Permian Basin and its Gondwanan Sediments in Central Xizang (Tibet) and Himalayas
pp. 123-146, 3 plates, in English
Permian sedimentary rocks in the both central Tibet (Lhasa Block) and Northern Himalayas (northern margin of the Indian Plate) bear a Gondwanana flora and fauna and display similar sedimentary features. These indicate that there was no large biogeographic barrier or sea-way separating the Lhasa Block from the Himalayas and both of them were integral parts of the Gondwanan supercontinent during the Permian period. Permian deposits in the study area formed in an epi-continental of cratonic basin, which was open to the Paleo-Tethys in the north. In the Tibetan Himalayas, the Permian deposits are dominated by siliciclastics in the south and skeletal limestones in the north, representing barrier-lagoon systems and carbonate platforms with reefs respectively. A mega-cycle of transgression-regression has been recognized and interpreted to be a result of eustasy.
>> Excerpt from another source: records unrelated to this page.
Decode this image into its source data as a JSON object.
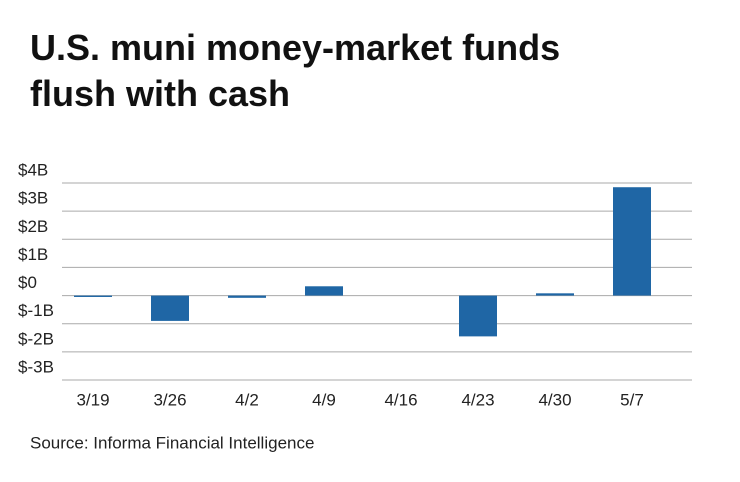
{
  "chart_data": {
    "type": "bar",
    "title": "U.S. muni money-market funds flush with cash",
    "source": "Source: Informa Financial Intelligence",
    "categories": [
      "3/19",
      "3/26",
      "4/2",
      "4/9",
      "4/16",
      "4/23",
      "4/30",
      "5/7"
    ],
    "values": [
      -0.05,
      -0.9,
      -0.08,
      0.33,
      0,
      -1.45,
      0.08,
      3.85
    ],
    "color": "#1f66a5",
    "ylim": [
      -3,
      4
    ],
    "yticks": [
      {
        "value": -3,
        "label": "$-3B"
      },
      {
        "value": -2,
        "label": "$-2B"
      },
      {
        "value": -1,
        "label": "$-1B"
      },
      {
        "value": 0,
        "label": "$0"
      },
      {
        "value": 1,
        "label": "$1B"
      },
      {
        "value": 2,
        "label": "$2B"
      },
      {
        "value": 3,
        "label": "$3B"
      },
      {
        "value": 4,
        "label": "$4B"
      }
    ],
    "grid": true
  }
}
In the Lhasa Block, the Permian is characterized by alternating chert-banded and skeletal carbonates, representing repeated progradation of carbonate platforms from offshore lower energy to shoal and reef higher energy settings. A thick coarse clastic wedge (up to 4000 m thick) occurs in the Lower Permian of Pomi, northern margin of the Lhasa block. It may represent an intracontinental rift, which probably marks the separation of the Qiangtang Block from the Gondwanaland. A sedimentary gap between Permian and Triassic in most areas and a paleo-karst surface filled with Triassic shale in the uppermost Permian at Kangmar indicate that the latest Permian was an uplifting period. It may represent a pre-rifting stage of the following Triassic rifting, in which Neo-Tethys began to open.